A group of international researchers evaluated the effect of pegylated (PEG) interferon alfa-2b and ribavirin on liver fibrosis in patients with chronic hepatitis C.
Individual data from 3010 naive patients, with pretreatment and post-treatment biopsies from 4 randomized trials, were pooled.
Ten different regimens combining standard interferon, PEG interferon, and ribavirin were compared.
The impact of each regimen was estimated by the percentage of patients with at least one grade improvement in the necrosis and inflammation (METAVIR score).
It was also assessed by the percentage of patients with at least one stage worsening in fibrosis METAVIR score, and by the fibrosis progression rate per year.
Necrosis and inflammation improvement ranged from 39% (interferon, 24 weeks) to 73% (optimized PEG interferon and ribavirin).
Fibrosis worsening ranged from 23% (interferon, 24 weeks) to 8% (optimized PEG interferon and ribavirin).
The team found that all regimens significantly reduced the fibrosis progression rates in comparison to rates before treatment.
Furthermore, the reversal of cirrhosis was observed in 49% of 153 patients with baseline cirrhosis.
| Necrosis and inflammation improved by 73% with PEG interferon and ribavirin.
| Gastroenterology |
Six factors were found to be independently associated with the absence of significant fibrosis after treatment.
These included baseline fibrosis stage (odds ratio [OR] = 0.12), sustained viral response (OR = 0.36), and age less than 40 years (OR = 0.51).

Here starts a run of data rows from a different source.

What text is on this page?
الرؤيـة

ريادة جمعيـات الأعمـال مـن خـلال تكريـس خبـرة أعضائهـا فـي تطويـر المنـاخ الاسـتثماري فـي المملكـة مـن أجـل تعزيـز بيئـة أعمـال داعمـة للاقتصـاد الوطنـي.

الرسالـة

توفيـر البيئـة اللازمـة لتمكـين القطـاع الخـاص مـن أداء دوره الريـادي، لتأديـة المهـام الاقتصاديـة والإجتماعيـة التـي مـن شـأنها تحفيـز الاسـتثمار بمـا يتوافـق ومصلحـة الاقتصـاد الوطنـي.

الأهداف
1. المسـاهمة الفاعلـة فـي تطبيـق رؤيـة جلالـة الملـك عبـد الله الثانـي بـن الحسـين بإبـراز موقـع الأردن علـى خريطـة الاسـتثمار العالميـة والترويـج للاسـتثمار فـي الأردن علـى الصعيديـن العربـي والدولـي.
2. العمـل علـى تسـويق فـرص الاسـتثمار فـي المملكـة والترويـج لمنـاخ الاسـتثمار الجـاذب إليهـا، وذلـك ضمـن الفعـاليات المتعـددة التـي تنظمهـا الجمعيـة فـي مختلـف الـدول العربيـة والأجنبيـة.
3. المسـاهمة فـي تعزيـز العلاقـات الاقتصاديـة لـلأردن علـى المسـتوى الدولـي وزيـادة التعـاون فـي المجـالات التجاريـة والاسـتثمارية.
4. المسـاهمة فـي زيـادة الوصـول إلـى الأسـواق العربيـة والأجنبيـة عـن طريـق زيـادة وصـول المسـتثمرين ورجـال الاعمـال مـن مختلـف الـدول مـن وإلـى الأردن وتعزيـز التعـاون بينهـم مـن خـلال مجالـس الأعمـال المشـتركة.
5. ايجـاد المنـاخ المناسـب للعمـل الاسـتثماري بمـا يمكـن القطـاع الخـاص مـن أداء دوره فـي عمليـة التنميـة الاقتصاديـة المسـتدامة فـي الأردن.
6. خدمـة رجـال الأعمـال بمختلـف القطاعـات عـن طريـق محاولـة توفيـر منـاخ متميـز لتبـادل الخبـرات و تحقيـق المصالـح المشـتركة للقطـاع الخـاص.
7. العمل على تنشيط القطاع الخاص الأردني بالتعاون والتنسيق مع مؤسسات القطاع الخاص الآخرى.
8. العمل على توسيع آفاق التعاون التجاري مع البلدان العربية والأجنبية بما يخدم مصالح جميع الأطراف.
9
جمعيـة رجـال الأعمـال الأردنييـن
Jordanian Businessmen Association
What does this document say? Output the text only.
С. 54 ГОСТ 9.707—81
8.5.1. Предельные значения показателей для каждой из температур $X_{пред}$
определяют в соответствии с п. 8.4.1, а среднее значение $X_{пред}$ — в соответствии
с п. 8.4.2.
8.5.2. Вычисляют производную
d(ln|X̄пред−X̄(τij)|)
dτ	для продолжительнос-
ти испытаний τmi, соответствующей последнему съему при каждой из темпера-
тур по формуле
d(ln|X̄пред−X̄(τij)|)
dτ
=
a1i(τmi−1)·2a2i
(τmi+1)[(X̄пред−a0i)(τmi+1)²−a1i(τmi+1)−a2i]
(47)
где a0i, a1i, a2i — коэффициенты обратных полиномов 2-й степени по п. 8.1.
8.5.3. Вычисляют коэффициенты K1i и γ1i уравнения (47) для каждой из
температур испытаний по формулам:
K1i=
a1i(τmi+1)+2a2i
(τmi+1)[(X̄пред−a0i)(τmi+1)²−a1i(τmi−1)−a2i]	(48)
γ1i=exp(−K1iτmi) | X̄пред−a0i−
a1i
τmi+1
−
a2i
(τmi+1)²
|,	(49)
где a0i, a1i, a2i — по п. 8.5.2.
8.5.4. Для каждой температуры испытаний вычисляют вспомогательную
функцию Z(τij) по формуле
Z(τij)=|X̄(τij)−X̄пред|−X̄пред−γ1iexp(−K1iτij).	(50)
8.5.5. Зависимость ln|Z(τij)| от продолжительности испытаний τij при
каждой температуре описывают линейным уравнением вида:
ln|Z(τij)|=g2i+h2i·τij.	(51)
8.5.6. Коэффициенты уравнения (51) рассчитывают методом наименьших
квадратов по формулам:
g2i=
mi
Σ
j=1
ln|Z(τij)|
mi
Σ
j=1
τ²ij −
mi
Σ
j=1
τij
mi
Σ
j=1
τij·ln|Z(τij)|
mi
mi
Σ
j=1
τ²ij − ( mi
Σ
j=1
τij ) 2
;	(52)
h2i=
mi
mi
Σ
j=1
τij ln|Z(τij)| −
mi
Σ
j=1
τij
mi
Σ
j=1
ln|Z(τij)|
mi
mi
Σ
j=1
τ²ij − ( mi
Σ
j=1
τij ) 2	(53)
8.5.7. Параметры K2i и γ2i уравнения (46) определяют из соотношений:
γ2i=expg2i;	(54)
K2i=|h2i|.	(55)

The other associated factors were body mass index less than 27 kg/m2 (OR = 0.65), no or minimal baseline activity (OR = 0.70), and viral load less than 3.5 millions copies per milliliter (OR = 0.79).
Professor Thierry Poynard, of the University of Paris VI, Paris, France, concluded on behalf of the group, "PEG-interferon and ribavirin combination significantly reduces the rate of fibrosis progression in patients with hepatitis C."
In an accompanying Editorial, Professor Michael J.P. Arthur, of Southampton General Hospital, England, comments, "The study of Poynard et al. challenges all of us to accept that the traditional view of cirrhosis as a progressive, irreversible disease is no longer correct.
"This augurs well for the future of our patients with chronic HCV infection, particularly if they clear the virus with treatment," he adds.
"The study also encourages further scientific investigation of the key cell and molecular mechanisms of liver fibrosis.
"It raises the prospect that an antifibrotic agent, aimed at promoting regression of disease, may be an important therapeutic strategy for the future," he concludes.